Jordan, which has the largest concentration of Palestinian refugees outside the West Bank and Gaza Strip, declared Thursday a national holiday, the first of three days of mourning. Government offices and schools were closed, a move that allowed more participation in pro-Arafat gatherings.

"It feels like I lost a father and a good friend," Mohammed Sbeiha, 55, said in a cracking voice, using his black-and-white checkered headdress to wipe away his tears.
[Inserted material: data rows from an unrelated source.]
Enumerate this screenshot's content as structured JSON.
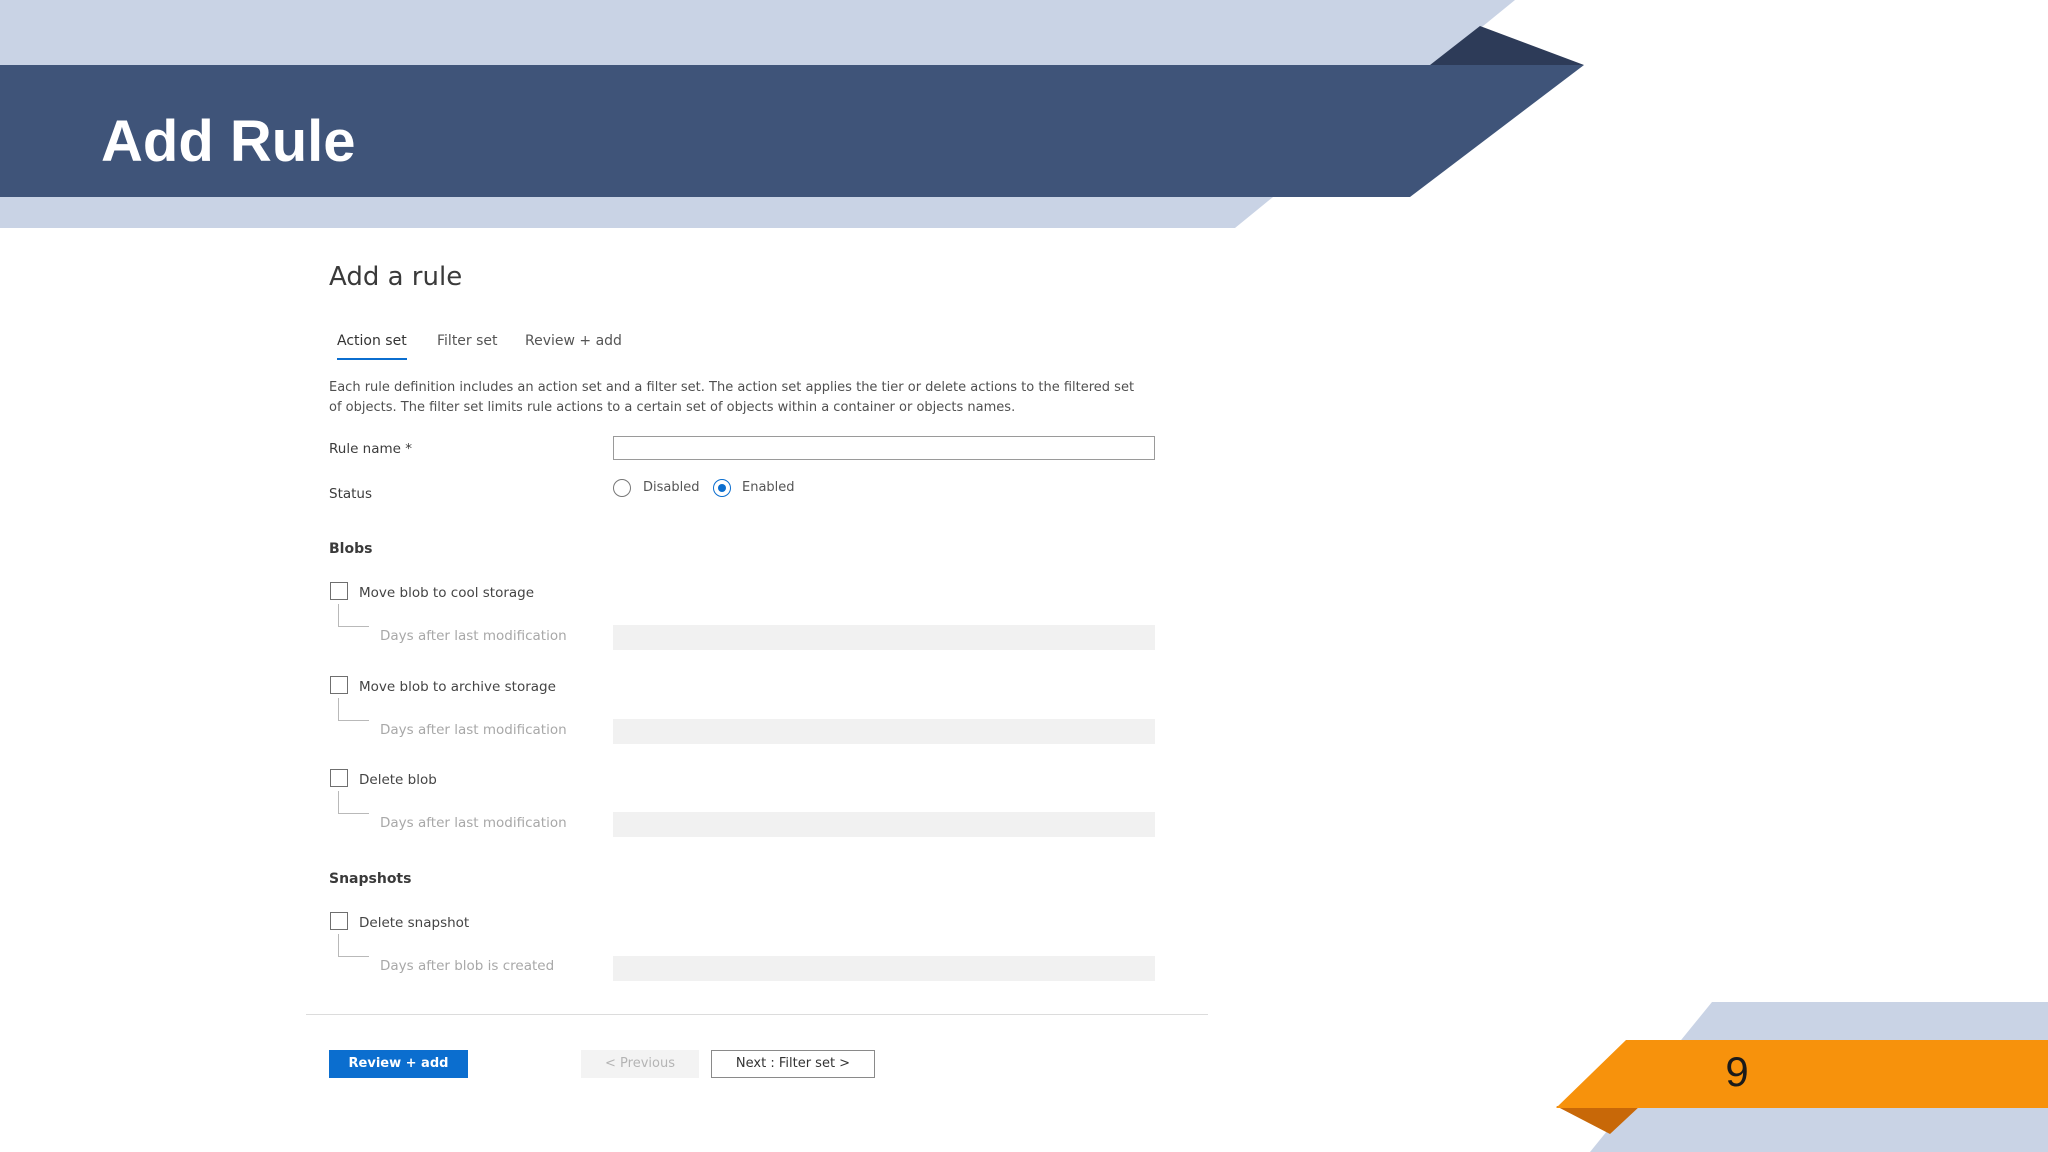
{
  "slide": {
    "title": "Add Rule",
    "page_number": "9",
    "colors": {
      "banner_dark": "#3f5479",
      "banner_light": "#c9d3e5",
      "banner_shadow": "#2d3b58",
      "accent_orange": "#f7920c",
      "accent_orange_dark": "#c86808"
    }
  },
  "panel": {
    "title": "Add a rule",
    "tabs": [
      {
        "label": "Action set",
        "active": true
      },
      {
        "label": "Filter set",
        "active": false
      },
      {
        "label": "Review + add",
        "active": false
      }
    ],
    "description": "Each rule definition includes an action set and a filter set. The action set applies the tier or delete actions to the filtered set of objects. The filter set limits rule actions to a certain set of objects within a container or objects names.",
    "rule_name": {
      "label": "Rule name *",
      "value": ""
    },
    "status": {
      "label": "Status",
      "options": [
        {
          "label": "Disabled",
          "selected": false
        },
        {
          "label": "Enabled",
          "selected": true
        }
      ]
    },
    "blobs": {
      "label": "Blobs",
      "items": [
        {
          "label": "Move blob to cool storage",
          "checked": false,
          "sub_label": "Days after last modification"
        },
        {
          "label": "Move blob to archive storage",
          "checked": false,
          "sub_label": "Days after last modification"
        },
        {
          "label": "Delete blob",
          "checked": false,
          "sub_label": "Days after last modification"
        }
      ]
    },
    "snapshots": {
      "label": "Snapshots",
      "items": [
        {
          "label": "Delete snapshot",
          "checked": false,
          "sub_label": "Days after blob is created"
        }
      ]
    },
    "footer": {
      "review_add": "Review + add",
      "previous": "< Previous",
      "next": "Next : Filter set >"
    },
    "colors": {
      "accent": "#0b6ecf"
    }
  }
}
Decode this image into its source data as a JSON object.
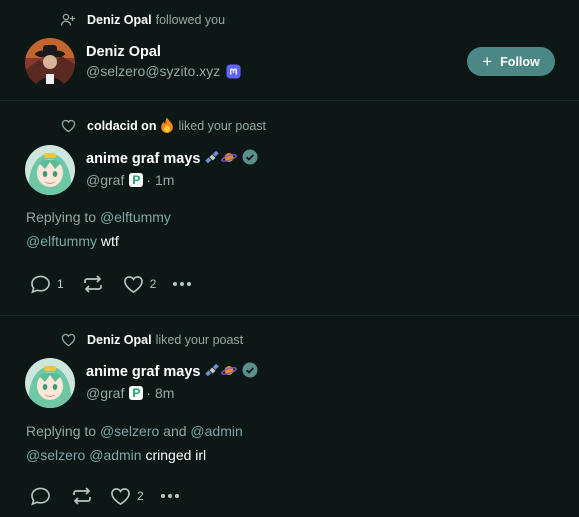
{
  "colors": {
    "background": "#0c1716",
    "accent": "#4b8784",
    "muted": "#93a7a4",
    "link": "#7aa7a2",
    "divider": "#1d2b29",
    "mastodon": "#6364ff",
    "verified": "#5b8f8b"
  },
  "notifications": [
    {
      "type": "follow",
      "icon": "user-plus-icon",
      "actor": "Deniz Opal",
      "verb": "followed you",
      "account": {
        "display_name": "Deniz Opal",
        "handle": "@selzero@syzito.xyz",
        "instance_icon": "mastodon-icon"
      },
      "follow_label": "Follow"
    },
    {
      "type": "like",
      "icon": "heart-icon",
      "actor": "coldacid on",
      "actor_emoji": "fire-emoji",
      "verb": "liked your poast",
      "post": {
        "display_name": "anime graf mays",
        "name_emojis": [
          "satellite-emoji",
          "ringed-planet-emoji"
        ],
        "handle": "@graf",
        "time": "1m",
        "replying_prefix": "Replying to",
        "replying_to": [
          "@elftummy"
        ],
        "mentions": [
          "@elftummy"
        ],
        "text": "wtf",
        "replies": "1",
        "likes": "2"
      }
    },
    {
      "type": "like",
      "icon": "heart-icon",
      "actor": "Deniz Opal",
      "verb": "liked your poast",
      "post": {
        "display_name": "anime graf mays",
        "name_emojis": [
          "satellite-emoji",
          "ringed-planet-emoji"
        ],
        "handle": "@graf",
        "time": "8m",
        "replying_prefix": "Replying to",
        "replying_to": [
          "@selzero",
          "@admin"
        ],
        "replying_joiner": "and",
        "mentions": [
          "@selzero",
          "@admin"
        ],
        "text": "cringed irl",
        "replies": "",
        "likes": "2"
      }
    }
  ],
  "separator": "·"
}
"He was a great man, he cared for the Palestinian people and for the Palestinian cause, he tried to help refugees like me, but couldn't do much because the [Israelis] don't want us back in our homes in Palestine."

Arafat had promised refugee Palestinians they would one day be able to return to the homes they lost after the 1948 founding of Israel and subsequent wars, but the issue remained one of the most intractable in peace negotiations with Israel.

"God only knows if the Palestinians will have a good man like Arafat to lead them," added Sbeiha, a plumber who lives in Amman's Wehdat camp, where women were shrouded in black and Quranic verses blared from loudspeakers.

In Baqaa, one of Jordan's 13 U.N.-run refugee settlements housing 1.7 million Palestinians, portraits of Arafat were being hung in shop windows and in the squalid streets, and cars were draped in black flags.

"I was shocked when I heard the news. I'm very sad. I cried a lot," said Mohammed Youssef, 60, a retired trader from the West Bank town of Hebron, his eyes brimming with tears.

Young Palestinian refugees were equally distressed.

"I was very sad, although I expected Arafat would die," said shop owner Jalal al-Yasouri, 28.

But, he added, "the Palestinian cause will not die because it's not connected to one person. It's linked to a territory, a nation and to history and it will continue until we regain all our land."